In order to solve the technical problems, the invention adopts the following technical scheme:

in the distributed online convex optimization setting, each node represents an individual, in each iteration, the individual generates decision information, and the individual independently submits the decision information and obtains a corresponding cost function. Each individual has a degree of importance in information communication relative to other individuals, and the information is more valuable by giving higher weight to the individual with high degree of importance through the form of weighted average, so that the error of the whole distributed system is reduced. A local linear optimization step is introduced into an original conditional gradient algorithm, so that the convergence of the whole network model is accelerated.

Drawings

FIG. 1 is a convergence diagram of the method of the present invention at L1 for regularizing a logistic regression model.

FIG. 2 is a convergence diagram of the method of the present invention at L2 for regularizing the logistic regression model.

Detailed Description

The invention solves the problem of distributed optimization on the connected undirected network, and avoids the defect of a single information processing unit in a centralized scene, which causes the overhigh communication cost of the central node.

The method comprises the following specific steps:

step 1: revealing a loss function f_t(t)＝f_i,t(t)

Step 3: calculating the sub-gradient of the individual-generated information, g_it∈f_i,t(x_i,t)

For each individual:

in a distributed network, the passing of information by the brokers is performed by weighted averaging (third line in Step 4) to ensure that the information of the important brokers is fully utilized. Our method also introduces a local linear optimization setup

The objective is to accelerate the convergence of the entire network model ρ is a parameter for the local linear optimization setup α is the learning rate.

The invention is further described below with reference to the accompanying drawings.

FIG. 1 is a convergence diagram of the method of the present invention at L1 for regularizing a logistic regression model. Consider an online distributed learning environment: our goal is to solve the L1 regularized logistic regression problem, with numerical results as shown in fig. 1 for the synthetic dataset. It can be seen that the accelerated distributed online conditional gradient algorithm is superior to other algorithms. Fig. 1 also shows that the convergence rate of the algorithm is significantly faster at the beginning than other algorithms.
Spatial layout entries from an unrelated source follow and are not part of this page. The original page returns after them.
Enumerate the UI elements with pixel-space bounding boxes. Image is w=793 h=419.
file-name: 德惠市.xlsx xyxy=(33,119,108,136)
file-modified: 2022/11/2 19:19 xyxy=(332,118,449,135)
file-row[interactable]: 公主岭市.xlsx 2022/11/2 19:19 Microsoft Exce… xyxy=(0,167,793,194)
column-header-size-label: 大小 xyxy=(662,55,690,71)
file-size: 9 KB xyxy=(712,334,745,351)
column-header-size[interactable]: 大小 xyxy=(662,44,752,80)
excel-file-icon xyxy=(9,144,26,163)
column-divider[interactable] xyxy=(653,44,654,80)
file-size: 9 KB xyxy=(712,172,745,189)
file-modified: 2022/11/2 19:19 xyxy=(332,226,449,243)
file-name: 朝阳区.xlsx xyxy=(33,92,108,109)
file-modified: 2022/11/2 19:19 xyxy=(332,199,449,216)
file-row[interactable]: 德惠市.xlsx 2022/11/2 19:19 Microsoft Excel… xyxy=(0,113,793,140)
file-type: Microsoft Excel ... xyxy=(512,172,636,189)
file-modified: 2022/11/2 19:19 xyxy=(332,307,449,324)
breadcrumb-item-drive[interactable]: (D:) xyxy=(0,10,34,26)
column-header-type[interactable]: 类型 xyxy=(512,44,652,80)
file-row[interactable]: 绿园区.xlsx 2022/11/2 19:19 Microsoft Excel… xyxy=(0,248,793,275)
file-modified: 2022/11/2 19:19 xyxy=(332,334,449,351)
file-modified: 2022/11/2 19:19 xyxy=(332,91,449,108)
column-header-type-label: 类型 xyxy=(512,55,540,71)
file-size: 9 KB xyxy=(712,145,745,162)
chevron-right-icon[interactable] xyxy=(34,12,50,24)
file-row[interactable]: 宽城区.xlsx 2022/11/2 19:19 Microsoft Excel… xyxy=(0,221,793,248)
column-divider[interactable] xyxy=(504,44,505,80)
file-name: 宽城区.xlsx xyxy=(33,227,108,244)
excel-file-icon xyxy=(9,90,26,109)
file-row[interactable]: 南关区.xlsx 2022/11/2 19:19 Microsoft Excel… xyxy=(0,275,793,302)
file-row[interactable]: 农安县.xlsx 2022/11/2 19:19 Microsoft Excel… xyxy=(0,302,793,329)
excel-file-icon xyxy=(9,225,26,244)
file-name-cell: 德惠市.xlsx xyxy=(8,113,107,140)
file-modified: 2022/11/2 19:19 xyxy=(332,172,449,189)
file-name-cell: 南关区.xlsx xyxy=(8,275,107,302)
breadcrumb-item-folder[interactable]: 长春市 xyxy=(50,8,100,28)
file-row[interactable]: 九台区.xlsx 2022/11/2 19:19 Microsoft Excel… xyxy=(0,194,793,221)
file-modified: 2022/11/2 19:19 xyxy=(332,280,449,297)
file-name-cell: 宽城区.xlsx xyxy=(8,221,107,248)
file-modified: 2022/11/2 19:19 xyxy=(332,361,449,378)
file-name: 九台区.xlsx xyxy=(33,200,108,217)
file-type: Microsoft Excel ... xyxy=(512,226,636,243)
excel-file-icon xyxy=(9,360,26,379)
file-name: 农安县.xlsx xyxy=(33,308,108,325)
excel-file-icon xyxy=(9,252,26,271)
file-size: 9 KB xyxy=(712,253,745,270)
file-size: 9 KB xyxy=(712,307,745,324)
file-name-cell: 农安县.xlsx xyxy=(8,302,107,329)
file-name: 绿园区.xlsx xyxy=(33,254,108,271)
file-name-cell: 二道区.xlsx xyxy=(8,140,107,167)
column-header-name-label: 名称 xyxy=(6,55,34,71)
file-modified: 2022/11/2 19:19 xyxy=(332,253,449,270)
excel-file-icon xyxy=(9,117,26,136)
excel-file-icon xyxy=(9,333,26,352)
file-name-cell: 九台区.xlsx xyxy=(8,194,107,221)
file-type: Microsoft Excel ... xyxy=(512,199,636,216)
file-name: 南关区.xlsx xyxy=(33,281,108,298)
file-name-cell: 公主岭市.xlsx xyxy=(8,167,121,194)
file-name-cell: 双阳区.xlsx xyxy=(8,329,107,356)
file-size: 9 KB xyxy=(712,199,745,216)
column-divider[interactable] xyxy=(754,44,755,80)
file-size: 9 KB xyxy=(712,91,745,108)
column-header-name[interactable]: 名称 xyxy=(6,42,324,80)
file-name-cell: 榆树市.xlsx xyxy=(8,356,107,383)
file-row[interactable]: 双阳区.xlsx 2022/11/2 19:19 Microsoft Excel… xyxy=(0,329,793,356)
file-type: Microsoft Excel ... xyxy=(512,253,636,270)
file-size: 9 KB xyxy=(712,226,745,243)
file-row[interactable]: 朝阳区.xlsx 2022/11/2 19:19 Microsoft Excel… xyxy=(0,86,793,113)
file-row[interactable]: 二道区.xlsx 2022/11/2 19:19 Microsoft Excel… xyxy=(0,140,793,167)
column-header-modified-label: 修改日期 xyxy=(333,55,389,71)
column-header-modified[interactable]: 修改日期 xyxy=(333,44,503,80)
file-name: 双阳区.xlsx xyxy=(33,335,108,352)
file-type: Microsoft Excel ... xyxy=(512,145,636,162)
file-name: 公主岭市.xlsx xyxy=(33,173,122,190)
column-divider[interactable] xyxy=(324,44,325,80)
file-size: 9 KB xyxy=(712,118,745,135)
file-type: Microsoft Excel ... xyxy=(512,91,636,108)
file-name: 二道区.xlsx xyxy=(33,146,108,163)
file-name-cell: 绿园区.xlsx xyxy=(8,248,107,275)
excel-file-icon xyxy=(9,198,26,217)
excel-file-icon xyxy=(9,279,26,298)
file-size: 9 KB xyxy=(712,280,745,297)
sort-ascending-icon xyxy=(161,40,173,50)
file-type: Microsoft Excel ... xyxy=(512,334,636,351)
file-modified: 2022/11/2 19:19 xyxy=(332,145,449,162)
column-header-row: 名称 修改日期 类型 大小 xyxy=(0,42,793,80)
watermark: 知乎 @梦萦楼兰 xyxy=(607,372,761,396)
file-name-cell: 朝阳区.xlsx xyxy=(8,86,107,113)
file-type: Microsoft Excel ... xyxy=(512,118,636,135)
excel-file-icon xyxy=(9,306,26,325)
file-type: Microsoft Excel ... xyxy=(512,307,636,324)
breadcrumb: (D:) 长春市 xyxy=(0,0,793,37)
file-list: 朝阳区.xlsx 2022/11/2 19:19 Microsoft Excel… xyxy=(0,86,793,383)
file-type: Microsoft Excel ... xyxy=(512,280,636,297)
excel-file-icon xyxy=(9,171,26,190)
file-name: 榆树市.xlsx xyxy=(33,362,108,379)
FIG. 2 is a convergence diagram of the method of the present invention at L2 for regularizing the logistic regression model. Experiments were performed on the actual data set with satisfactory results. As can be seen from fig. 2, the algorithm proposed herein achieves an acceleration effect. As can be seen from fig. 2, the loss of the algorithm reaches a small level quickly, and the performance is better than that of other algorithms, which may be more suitable for practical application.

Claims

1. An accelerated distributed online optimization method based on conditional gradients is characterized in that individuals in a distributed network independently submit local information and then obtain a local cost function. The individuals are communicated with each other by a weighted average method. The next iteration direction is found by a local linear optimization step after the individual communication.

2. Individuals in the distributed network of claim 1 independently submit local information and then obtain a local cost function, wherein: in the distributed online convex optimization setting, each node represents an individual, in each iteration, the individual generates decision information, and the individual independently submits the decision information and obtains a corresponding cost function.

3. The method of claim 1 wherein the individuals communicate with each other by weighted averaging, wherein: each individual has a degree of importance in information communication relative to other individuals, and the information is more valuable by giving higher weight to the individual with high degree of importance through the form of weighted average, so that the error of the whole distributed system is reduced.